Hahaha....suara tawa Anna dan Teo langsung terdengar memenuhi ruang tamu setelah dua gadis SMA itu pergi meninggalkan area ruang tamu,Anna dan Teo sama sama sudah tidak mampu lagi menahan tawa yang sudah sejak tadi mereka tahan tahan.


"Ketawa lo berdua,laler masuk baru tau rasa"ujar Arga kesal kepada dua orang itu.


"Hahaha...maaf Arga tapi sangat lucu melihat ada bocah SMA yang berani melawan dan mengejekmu"ujar Anna sambil masih dengan tawanya.


"Yang dibilang pacar gue emang bener,kalau sekali dua kali mah mungkin bisa dianggap keberanian sesaat.Tapi yang ini,kayaknya itu bocah emang gak ada takut takutnya sama lo"ujar Teo mendukung perkataan Anna sang kekasih.


"Mau gimana lagi,bocah tadi itu udah jadi sahabatnya adik gue bertahun tahun.Bahkan orang tua kita sama orang tua dia juga saling kenal trus sering juga kumpul bareng,makanya itu bocah rada ngelunjak trus gak ada takut takutnya sama gue"jelas Arga.


"Ooh pantes,pas baru dateng dia gak ada segan segannya bikin heboh"ujar Anna.


"Yang Rena takutin dirumah itu cuma Lyn doang,trus kalau ke mama sama papa gue lebih bisa dibilang segan sih dia"ujar Arga.


"Em ngomong ngomong soal saudari kedua lo,gue pengen nanya sesuatu deh"ujar Anna.

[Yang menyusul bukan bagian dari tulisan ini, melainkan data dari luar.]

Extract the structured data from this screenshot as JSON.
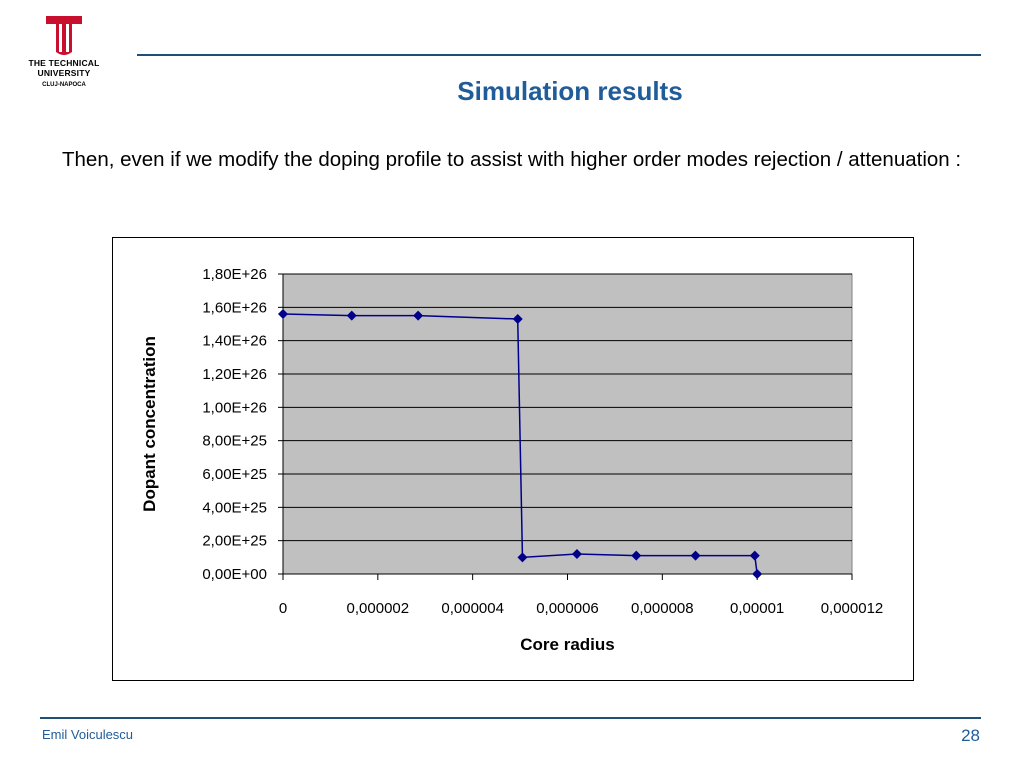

"Mau nanya apa tentang Lyn?"tanya Arga ke Anna.


"Saudari kedua lo itu emang dingin banget ya orangnya?"ujar Anna menjawab pertanyaan Arga itu dengan pertanyaan.


"Nah iya,gue juga pengen tau soal itu.Soalnya gue liat adik lo yang itu keliatan beda banget sifatnya dibanding lo,Gia,sama Liona"ujar Teo.


"Lyn emang kayak gitu dari dulu bahkan sejak dia masih kecil, sikapnya itu dingin udah gitu minim ngomong trus mukanya datar kayak gak punya ekspresi.Paling gak suka diusik trus paling jarang marah tapi sekalinya marah bikin takut satu rumah bahkan mama sama papa aja segan kalau adik gue yang satu itu udah emosi"jawab Arga menjabarkan sifat saudari keduanya itu.


"Gitu ya"komen Anna setelah mendengar penjelasan Arga.


"Bukan cuma itu,gue sebagai kakak tertua sendiri mengakui kalau isi pikiran adik gue itu yang paling susah buat gue pahamin dan baca"tambah Arga.


"Itu artinya lo punya dua adik yang isi hati sama jalan pikirannya susah ditebak dong"ujar Teo.


"Kok dua,satu dong seharusnya?"tanya Arga.